De bedoeling van deze marginalia kan slechts zijn, even te belichten dat Van de Woestijne's figuur complexer is dan men ze voorstelt, doch niet het waarachtig-religieuze element in zijn bestaanservaring te minimaliseren. Want | |
[pagina 163]
| |
er is een waarachtig religieus verlangen in de dichter, dat zich naar het einde toe heerlijk ontwikkelt. Te midden van de diversiteit der toonaarden en belevings-sferen, die Van de Woestijne's poëzie tot het laatst blijft kenmerken, heeft zijn religieuze poëzie - van begin tot einde - één eigen en blijvende toon, één onveranderlijk en wezensecht accent: ze ontstaat in levensmomenten van naakte oprechtheid, die vreemd zijn aan de sferen van aesthetisch-vitale roes of psychische exaltatie, van ijl mysticisme of krampachtige levensvlucht, waarin hij zo vaak vertoeft. Zijn waarachtig-religieuze lyriek ontspringt, van jeugd tot ouderdom, uit die éne en échte ervaring: het deemoedig op-zich-nemen van zijn smartelijke levenswerkelijkheid tegenover de Vaderlijke God.
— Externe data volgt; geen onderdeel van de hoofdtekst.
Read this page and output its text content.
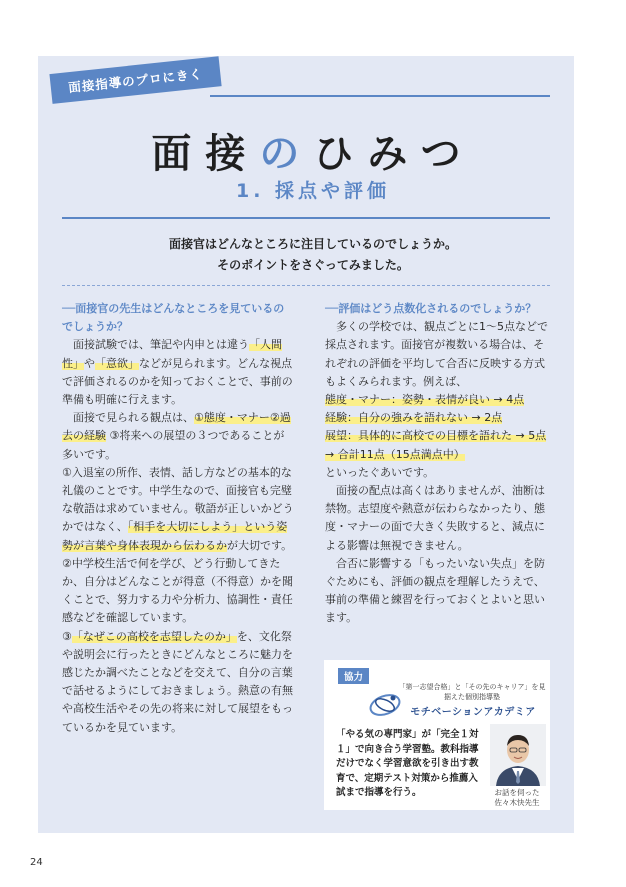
面接指導のプロにきく
面接のひみつ
1. 採点や評価
面接官はどんなところに注目しているのでしょうか。
そのポイントをさぐってみました。

──面接官の先生はどんなところを見ているのでしょうか？

面接試験では、筆記や内申とは違う「人間性」や「意欲」などが見られます。どんな視点で評価されるのかを知っておくことで、事前の準備も明確に行えます。

面接で見られる観点は、①態度・マナー②過去の経験 ③将来への展望の３つであることが多いです。

①入退室の所作、表情、話し方などの基本的な礼儀のことです。中学生なので、面接官も完璧な敬語は求めていません。敬語が正しいかどうかではなく、「相手を大切にしよう」という姿勢が言葉や身体表現から伝わるかが大切です。

②中学校生活で何を学び、どう行動してきたか、自分はどんなことが得意（不得意）かを聞くことで、努力する力や分析力、協調性・責任感などを確認しています。

③「なぜこの高校を志望したのか」を、文化祭や説明会に行ったときにどんなところに魅力を感じたか調べたことなどを交えて、自分の言葉で話せるようにしておきましょう。熱意の有無や高校生活やその先の将来に対して展望をもっているかを見ています。

──評価はどう点数化されるのでしょうか？

多くの学校では、観点ごとに1〜5点などで採点されます。面接官が複数いる場合は、それぞれの評価を平均して合否に反映する方式もよくみられます。例えば、

態度・マナー：姿勢・表情が良い → 4点

経験：自分の強みを語れない → 2点

展望：具体的に高校での目標を語れた → 5点

→ 合計11点（15点満点中）

といったぐあいです。

面接の配点は高くはありませんが、油断は禁物。志望度や熱意が伝わらなかったり、態度・マナーの面で大きく失敗すると、減点による影響は無視できません。

合否に影響する「もったいない失点」を防ぐためにも、評価の観点を理解したうえで、事前の準備と練習を行っておくとよいと思います。

協力
「第一志望合格」と「その先のキャリア」を見据えた個別指導塾
モチベーションアカデミア
「やる気の専門家」が「完全１対１」で向き合う学習塾。教科指導だけでなく学習意欲を引き出す教育で、定期テスト対策から推薦入試まで指導を行う。	お話を伺った
佐々木快先生
24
Om de helende en verlossende draagwijdte van deze eerlijke religieuze poëzie te begrijpen, moet men ze dus situeren in het geheel van K. Van de Woestijne's levensdrama, dat men de onmacht en de wanhoop van ‘Der Individualismus als Schicksal’ (naar een woord van Otto Miller) zou kunnen noemen. Dit drama biedt verwantschap met dat van veel moderne kunstenaars - men denke slechts aan Rilke en J.H. Leopold -, het is in grote mate ‘typisch’ voor de situatie van de kunstenaar in Van de Woestijne's tijdsgewricht. Wat niet wegneemt dat het bij onze Vlaamse dichter zijn eigen trekken en nuances heeft, zijn persoonlijk-intieme tragiek, waarvan ik in mijn boek over zijn Psychologische Figuur iets heb trachten te benaderen. Tot in Het Bergmeer wordt de dichter gefolterd door de aanvoeling van zijn nutteloze en reddeloze verlorenheid. De harmonie van ziel en leven heeft hij in zijn concreet bestaan niet kunnen verwezenlijken. Gedichten als ‘Geur van het Reeuwsche Beest’ en ‘Ik ben de Hazel-noot’ vertolken zijn diep en tragisch inleven van de eenzaamheid als onwrikbare wezenswet. In die eenzaamheid kent hij momenten van relatieve berusting: ‘Ik vraag den vrede niet; ik vraag alleen de rust’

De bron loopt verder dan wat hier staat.